L’opposition dénonce une dérive autoritaire
Le retrait de l’opposition a été déclenché par l’expulsion forcée d’Abdou Mbow, qui occupait le perchoir pour protester. Les adversaires du pouvoir en place accusent Ousmane Sonko, le président de l’Assemblée nationale, de bafouer les règles internes de l’institution. Pour Aïssata Tall Sall, figure de proue de la minorité parlementaire, cet événement illustre une dérive inquiétante.
« Nous avons démontré que l’Assemblée nationale est devenue le théâtre d’une certaine forme de dictature », a-t-elle affirmé, soulignant que l’intervention de la gendarmerie pour évacuer un élu demandant la parole constitue une limite franchie. Selon elle, l’objectif de l’opposition était d’alerter l’opinion sur ces pratiques.
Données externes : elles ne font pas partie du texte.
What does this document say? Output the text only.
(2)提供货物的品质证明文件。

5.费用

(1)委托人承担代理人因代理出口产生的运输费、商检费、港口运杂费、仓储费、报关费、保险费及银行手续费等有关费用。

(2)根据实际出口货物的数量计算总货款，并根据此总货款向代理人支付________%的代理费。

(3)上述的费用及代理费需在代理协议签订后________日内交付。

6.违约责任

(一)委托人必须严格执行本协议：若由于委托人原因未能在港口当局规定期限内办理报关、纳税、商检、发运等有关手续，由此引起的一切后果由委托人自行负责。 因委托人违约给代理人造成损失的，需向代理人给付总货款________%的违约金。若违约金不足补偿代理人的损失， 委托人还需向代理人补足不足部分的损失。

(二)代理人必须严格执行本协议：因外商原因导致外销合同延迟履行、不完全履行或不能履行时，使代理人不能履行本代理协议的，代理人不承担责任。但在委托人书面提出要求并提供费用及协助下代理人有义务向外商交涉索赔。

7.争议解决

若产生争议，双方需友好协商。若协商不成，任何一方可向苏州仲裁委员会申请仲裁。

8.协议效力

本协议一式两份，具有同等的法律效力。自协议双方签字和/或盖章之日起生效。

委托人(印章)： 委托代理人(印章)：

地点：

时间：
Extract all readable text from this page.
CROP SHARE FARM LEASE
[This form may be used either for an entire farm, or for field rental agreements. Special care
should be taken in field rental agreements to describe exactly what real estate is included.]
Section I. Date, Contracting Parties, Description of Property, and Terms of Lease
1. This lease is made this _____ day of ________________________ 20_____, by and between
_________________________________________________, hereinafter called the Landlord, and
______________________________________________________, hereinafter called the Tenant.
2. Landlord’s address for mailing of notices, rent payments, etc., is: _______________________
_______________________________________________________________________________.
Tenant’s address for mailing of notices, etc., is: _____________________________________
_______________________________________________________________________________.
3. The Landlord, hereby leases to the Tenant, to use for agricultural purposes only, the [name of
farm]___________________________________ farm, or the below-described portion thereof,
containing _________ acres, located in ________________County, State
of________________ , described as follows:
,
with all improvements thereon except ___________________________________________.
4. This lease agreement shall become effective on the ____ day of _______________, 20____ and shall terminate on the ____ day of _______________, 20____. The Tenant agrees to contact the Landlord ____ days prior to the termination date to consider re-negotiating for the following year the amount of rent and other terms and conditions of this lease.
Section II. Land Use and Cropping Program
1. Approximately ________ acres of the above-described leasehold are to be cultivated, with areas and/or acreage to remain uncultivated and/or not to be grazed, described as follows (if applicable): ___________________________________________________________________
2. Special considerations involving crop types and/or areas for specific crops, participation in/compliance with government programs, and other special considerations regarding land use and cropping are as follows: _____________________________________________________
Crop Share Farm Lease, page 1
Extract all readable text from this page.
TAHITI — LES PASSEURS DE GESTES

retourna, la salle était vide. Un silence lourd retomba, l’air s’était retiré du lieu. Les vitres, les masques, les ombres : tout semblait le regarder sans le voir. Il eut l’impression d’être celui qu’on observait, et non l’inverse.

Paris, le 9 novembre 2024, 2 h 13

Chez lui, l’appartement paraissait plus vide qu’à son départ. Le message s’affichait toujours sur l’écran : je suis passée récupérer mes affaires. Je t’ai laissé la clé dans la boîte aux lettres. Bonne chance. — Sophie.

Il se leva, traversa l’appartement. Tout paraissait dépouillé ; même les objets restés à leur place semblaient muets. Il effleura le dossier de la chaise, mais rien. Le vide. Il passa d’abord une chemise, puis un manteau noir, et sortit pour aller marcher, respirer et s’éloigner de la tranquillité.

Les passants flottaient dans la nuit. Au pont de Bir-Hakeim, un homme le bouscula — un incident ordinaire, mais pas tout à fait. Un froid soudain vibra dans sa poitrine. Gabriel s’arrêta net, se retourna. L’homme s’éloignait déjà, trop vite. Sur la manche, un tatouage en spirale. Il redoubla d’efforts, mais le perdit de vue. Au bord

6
Un désaccord profond avec l’exécutif
Au-delà du climat tendu, le fond du dossier révèle des fractures. Le ministre de la Justice, Moussa Sarr, a vu ses propositions de modification systématiquement écartées par les députés du Pastef. Le garde des Sceaux plaidait pour le maintien d’un équilibre institutionnel, craignant que la nouvelle mouture ne donne trop de pouvoir au législatif au détriment de la présidence.
Le ministre a notamment pointé du doigt la facilité accrue de déposer des motions de censure (jusqu’à dix par législature) face à la limitation du droit de dissolution présidentielle. Cette asymétrie, selon lui, risque de fragiliser le fonctionnement de l’État et de rompre les traditions républicaines du Sénégal.
Tensions internes entre Ousmane Sonko et Bassirou Diomaye Faye
Plus surprenant encore, la révision met en lumière des divergences au sein même du camp présidentiel. Ousmane Sonko a critiqué certains choix du président Bassirou Diomaye Faye, notamment concernant la suppression de l’obligation de déclaration de patrimoine en fin de mandat et la volonté de rester à la tête d’un parti politique.
« La Constitution n’est pas la propriété d’un seul homme », a martelé Ousmane Sonko, rappelant que ces mesures étaient des promesses de campagne portées par le Pastef depuis une décennie. Alors que le président de l’Assemblée nationale pousse pour une promulgation immédiate, le chef de l’État semble privilégier la voie du référendum pour valider ces changements structurels.
En marge des débats parlementaires, des mouvements de protestation ont éclaté à Dakar, rassemblant des citoyens et des membres de la société civile inquiets de l’évolution politique du pays.